Cars that Moved Brands
Some car names are just too good to stay within one brand. While it is impossible to consider the Mustang ever belonging to a carmaker other than Ford or a Corvette not being a Chevy, there are a few car models that have switched to other makers. Most of the name switches did not take place overnight, but many involved the defunct AMC along with cars in the Mopar lineup. Here are some of the notable switches:
Dodge Matador: In 1960, the Dodge Matador was a one-hit wonder for the automaker. The large V8-powered car fit the look of the Space Race lineup with tail lights that resembled jet pods and shorted tail fins. The car had plenty of chrome, since it was designed during the hey-day of the 1950s. After that one year, the Dodge Matador was finished, only to have the Matador name resurrected by AMC in 1971 as a sedan that was considered to be so ugly, even fashion designer Oleg Cassini could not make it attractive.

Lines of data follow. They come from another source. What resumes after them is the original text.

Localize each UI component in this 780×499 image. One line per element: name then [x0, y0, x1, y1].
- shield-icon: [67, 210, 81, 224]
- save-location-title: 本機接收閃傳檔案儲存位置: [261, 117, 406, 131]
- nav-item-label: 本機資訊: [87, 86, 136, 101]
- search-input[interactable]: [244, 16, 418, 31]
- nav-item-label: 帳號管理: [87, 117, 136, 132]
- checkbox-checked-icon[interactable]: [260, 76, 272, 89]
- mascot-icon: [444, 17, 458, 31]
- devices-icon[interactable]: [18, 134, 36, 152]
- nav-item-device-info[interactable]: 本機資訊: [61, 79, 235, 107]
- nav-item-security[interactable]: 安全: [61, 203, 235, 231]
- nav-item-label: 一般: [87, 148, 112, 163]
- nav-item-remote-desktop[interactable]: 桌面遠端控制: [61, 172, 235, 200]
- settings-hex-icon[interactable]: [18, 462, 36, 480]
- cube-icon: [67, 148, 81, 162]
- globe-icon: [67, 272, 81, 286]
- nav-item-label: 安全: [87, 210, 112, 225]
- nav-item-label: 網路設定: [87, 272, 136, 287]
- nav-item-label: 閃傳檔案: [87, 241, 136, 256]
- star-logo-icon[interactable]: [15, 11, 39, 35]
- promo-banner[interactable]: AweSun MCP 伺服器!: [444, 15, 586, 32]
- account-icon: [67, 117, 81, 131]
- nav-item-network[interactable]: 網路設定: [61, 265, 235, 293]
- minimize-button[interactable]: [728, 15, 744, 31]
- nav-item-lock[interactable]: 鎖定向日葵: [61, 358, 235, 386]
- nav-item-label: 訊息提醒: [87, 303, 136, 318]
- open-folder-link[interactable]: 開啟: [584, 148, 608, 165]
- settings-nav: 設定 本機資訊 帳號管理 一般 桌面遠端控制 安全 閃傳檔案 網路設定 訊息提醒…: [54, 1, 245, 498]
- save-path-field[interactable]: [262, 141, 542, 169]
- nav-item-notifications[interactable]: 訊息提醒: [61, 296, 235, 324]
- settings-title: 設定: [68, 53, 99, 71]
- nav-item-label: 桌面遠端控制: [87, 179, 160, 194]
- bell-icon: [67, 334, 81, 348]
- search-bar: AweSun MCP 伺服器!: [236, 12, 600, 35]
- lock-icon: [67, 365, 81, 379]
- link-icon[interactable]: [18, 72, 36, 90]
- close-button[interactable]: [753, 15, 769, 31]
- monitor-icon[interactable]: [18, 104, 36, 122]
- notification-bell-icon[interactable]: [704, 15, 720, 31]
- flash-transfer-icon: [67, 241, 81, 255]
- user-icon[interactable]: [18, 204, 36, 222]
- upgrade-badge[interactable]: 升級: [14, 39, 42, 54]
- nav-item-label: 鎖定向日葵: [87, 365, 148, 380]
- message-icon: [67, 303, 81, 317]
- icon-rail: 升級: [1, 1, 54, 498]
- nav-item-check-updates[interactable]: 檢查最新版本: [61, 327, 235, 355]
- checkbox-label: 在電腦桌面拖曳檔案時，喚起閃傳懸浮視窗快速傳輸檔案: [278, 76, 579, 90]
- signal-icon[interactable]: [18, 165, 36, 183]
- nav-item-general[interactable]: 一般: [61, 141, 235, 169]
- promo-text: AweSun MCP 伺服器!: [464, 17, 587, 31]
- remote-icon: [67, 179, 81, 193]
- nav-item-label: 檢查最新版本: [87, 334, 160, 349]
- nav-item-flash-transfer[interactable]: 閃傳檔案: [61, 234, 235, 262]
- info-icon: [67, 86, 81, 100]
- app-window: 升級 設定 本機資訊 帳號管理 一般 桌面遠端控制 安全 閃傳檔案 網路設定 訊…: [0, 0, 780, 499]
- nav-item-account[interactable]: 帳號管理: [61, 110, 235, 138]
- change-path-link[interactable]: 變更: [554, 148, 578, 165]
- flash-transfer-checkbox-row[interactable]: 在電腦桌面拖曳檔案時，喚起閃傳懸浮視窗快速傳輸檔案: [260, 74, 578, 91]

Nash Rambler: This car actually changed brands several times. Interestingly, the Rambler was first a bicycle made in 1897, but was quickly switched to an automobile made by Thomas B. Jeffrey company. Nash bought the carmaker and eventually turned the Rambler into a small compact car due to the limited amount of steel after World War II. After several changes in the middle of the 20th century, the Rambler became part of the Hudson lineup and eventually a part of the AMC lineup.
Hudson Hornet: Again, this was another maker change due to the AMC purchase of Hudson. The original Hudson Hornet was a speedy contender in the NASCAR circuit in the 1950s. The car name reappeared in the AMC lineup after the Rambler line was finished.
AMC Cavalier: In 1965, AMC was a trend-setting company and they designed a car called the Cavalier that was designed with interchangeable parts. The car was a symmetrical prototype that was never sold, but just as AMC was planning on building a muscle car, General Motors stole the name, which they eventually gave to a Chevy compact in the 1980s.